So it’s been a week of snow in the Pacific Northwest. I know myself well enough to know that a few years ago, this amount of schedule changing, routine altering, unknown factors, kid managing, working from home would have left me a twisted-up anxious mess. While everyone else was outside sledding, throwing snowballs, giggling with snow day freedom, I would have been inside worrying, restless and anxious.
But now? After a lot of work, I’m now the one giggling and throwing snow balls. Finally! At least for the first half of the week. Then I started to notice something that I wanted to share out of curiosity that someone might appreciate hearing the play by play of how anxiety can wreck our experience of the beautiful life in front of us.
I noticed stress rising up here and there when it came time for me to make the call on cancellations for events in our faith community. I dismissed it thinking, “Come on Jenny. You’re the leader. Just make the call and stop worrying about it.” So I pushed it away and moved on.
Then a day or two later I noticed a physical symptom in my body that started to bother me. I noticed I was fixating on it, worrying about it, spending way too much time playing the “what if” game.
A few years ago, this part of my anxiety (fixating on a symptom as a form of control) could have easily gone on for a long time. I would look things up online (not a good idea!), call my nurse mom and even call the doctor. Which led to more anxiety. What started out as a little normal life stress now became a whole big thing. And my body memorized how this felt. It recalled it back the next time and I felt absolutely stuck in my fight or flight responses.
This week, I noticed what I was doing long before it got out of control. And that’s what I want to celebrate and share today.
Instead of allowing this to continue, I was able to see what my brain was doing (thank you meditation practice!) and make a different choice.
I sat down on a comfy chair in my living room with my laptop and proceeded to have a conversation with my anxiety.
“Fear, I see you. I notice you. It’s okay that you’re here.”
Immediately, I feel emotion rise in my throat. Immediately. It’s incredible how quickly my fear responds when I give it space to speak.
“Worry, what do you want to share with me?”
I’m worried you’ll make the wrong decision.
I’m worried this snow will never end.
I’m overwhelmed by all the changes in our schedule.
I feel out of control.
“Fear, I hear you. You’re worried I’ll make the wrong decision. I know you worry about that a lot. I might make the wrong decision and I can handle that. I see that you’re here and you worried for me. I’m here with you. It’ll be okay.”
Then I proceeded to tell my fear that I’ve actually had quite a wonderful week. The snow is beautiful and the extra time with family has been a gift. I’ve had extra time to write and I enjoy working from home so it’s okay for my fear to relax and enjoy this change of pace while it’s here.
A few tears streamed down my cheeks and I took a deep breath. And that was that. I moved on to something else.
Then about thirty minutes later, I was making breakfast and noticed a feeling of boundless joy rise in my throat. I celebrated with a dance in the kitchen at how different it feels to believe I have agency over my anxiety. I spent decades running from it, avoiding it and denying it. I thought my only option was to push it away.
I never knew I could talk to it.
I never knew my fear just wanted a few moments to tell me how it felt. And that if I gave it the floor, fear could get its’ worries off its chest. And we could both move on to the business of enjoying this one precious life we get to live.
I also notice many of my reactions are hard-wired from my childhood years.
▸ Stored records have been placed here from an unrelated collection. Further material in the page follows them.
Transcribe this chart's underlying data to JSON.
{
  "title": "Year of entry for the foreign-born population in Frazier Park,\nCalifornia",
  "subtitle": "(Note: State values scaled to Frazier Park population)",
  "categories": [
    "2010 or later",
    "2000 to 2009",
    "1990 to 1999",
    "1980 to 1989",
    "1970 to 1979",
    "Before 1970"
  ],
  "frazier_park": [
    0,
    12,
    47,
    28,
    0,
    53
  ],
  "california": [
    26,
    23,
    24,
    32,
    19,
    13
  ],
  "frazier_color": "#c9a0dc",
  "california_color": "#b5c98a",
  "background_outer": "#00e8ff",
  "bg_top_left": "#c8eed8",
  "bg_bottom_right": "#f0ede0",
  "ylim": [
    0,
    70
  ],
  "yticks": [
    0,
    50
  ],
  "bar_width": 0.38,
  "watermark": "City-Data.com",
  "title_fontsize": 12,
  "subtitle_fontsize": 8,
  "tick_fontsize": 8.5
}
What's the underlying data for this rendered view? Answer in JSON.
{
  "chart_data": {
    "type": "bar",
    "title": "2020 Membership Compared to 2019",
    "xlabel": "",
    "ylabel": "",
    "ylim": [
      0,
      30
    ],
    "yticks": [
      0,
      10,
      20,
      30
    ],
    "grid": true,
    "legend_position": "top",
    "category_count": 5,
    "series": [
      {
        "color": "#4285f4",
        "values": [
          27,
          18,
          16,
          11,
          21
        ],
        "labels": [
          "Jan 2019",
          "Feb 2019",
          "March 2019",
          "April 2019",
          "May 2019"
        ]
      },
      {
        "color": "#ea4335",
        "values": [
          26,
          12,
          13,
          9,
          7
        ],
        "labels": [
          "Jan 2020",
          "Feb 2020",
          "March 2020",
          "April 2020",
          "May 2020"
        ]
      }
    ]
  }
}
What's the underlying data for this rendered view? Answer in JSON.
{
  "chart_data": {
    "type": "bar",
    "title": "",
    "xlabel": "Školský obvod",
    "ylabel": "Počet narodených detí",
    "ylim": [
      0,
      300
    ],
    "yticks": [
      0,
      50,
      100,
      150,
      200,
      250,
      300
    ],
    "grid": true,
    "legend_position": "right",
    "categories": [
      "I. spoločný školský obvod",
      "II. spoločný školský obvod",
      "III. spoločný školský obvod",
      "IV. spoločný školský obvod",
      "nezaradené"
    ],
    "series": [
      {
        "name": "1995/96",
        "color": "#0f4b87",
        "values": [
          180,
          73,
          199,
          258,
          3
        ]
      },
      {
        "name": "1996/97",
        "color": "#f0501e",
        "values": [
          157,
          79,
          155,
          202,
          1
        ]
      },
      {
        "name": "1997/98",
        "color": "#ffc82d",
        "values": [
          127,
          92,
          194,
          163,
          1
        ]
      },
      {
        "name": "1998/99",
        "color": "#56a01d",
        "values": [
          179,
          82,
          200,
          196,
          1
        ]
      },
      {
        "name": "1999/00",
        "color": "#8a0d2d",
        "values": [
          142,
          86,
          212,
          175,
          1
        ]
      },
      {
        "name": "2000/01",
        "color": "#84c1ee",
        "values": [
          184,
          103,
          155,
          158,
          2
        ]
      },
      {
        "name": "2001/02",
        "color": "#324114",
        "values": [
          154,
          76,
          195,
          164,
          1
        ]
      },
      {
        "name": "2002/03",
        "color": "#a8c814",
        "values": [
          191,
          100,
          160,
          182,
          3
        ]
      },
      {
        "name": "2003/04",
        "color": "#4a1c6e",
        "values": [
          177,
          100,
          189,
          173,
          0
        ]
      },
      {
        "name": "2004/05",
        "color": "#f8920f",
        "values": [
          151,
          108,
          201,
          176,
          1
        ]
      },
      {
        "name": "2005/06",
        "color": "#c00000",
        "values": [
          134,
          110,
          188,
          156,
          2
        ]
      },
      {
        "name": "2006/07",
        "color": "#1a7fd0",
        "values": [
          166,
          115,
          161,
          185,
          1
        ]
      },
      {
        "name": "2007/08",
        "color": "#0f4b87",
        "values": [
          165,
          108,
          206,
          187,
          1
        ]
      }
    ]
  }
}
There was a time when I couldn’t handle my worry. I was young. I tried to learn how to make it go away by being good, making people proud of me and achieving something. I did the best I could then. And now, I get to unpack all that with great curiosity and grace, because now I’m 36 and I can handle my worry. I’m strong enough to listen to it and give it the room it needs to be heard. Then I get to give compassion and safety back to my fear that I couldn’t when I was six. It’s all rather weird and quite beautiful!
This is an extra vulnerable post to share. Because as much as I share about mental health, it’s still a little embarrassing to share the little fears we all have. Shame whispers at me, you should be over this by now. Grow up. But that voice doesn’t get to drive anymore.
We all have weird little fears. And if we don’t talk about them to others, we continue to shame ourselves into deeper isolation, fear and anxiety.

So there you go. That’s my play by play call on how you can emerge out of deep seasons of crippling anxiety.
You can talk and listen to your fear. It has important things to tell you
You can heal pain from your past with the help of others.
You can giggle and throw snowballs and make snow angels.
You can breathe deeply of this moment in front of you and let everything else fall away.
Just keep showing up and paying attention, my friend. We’re with you.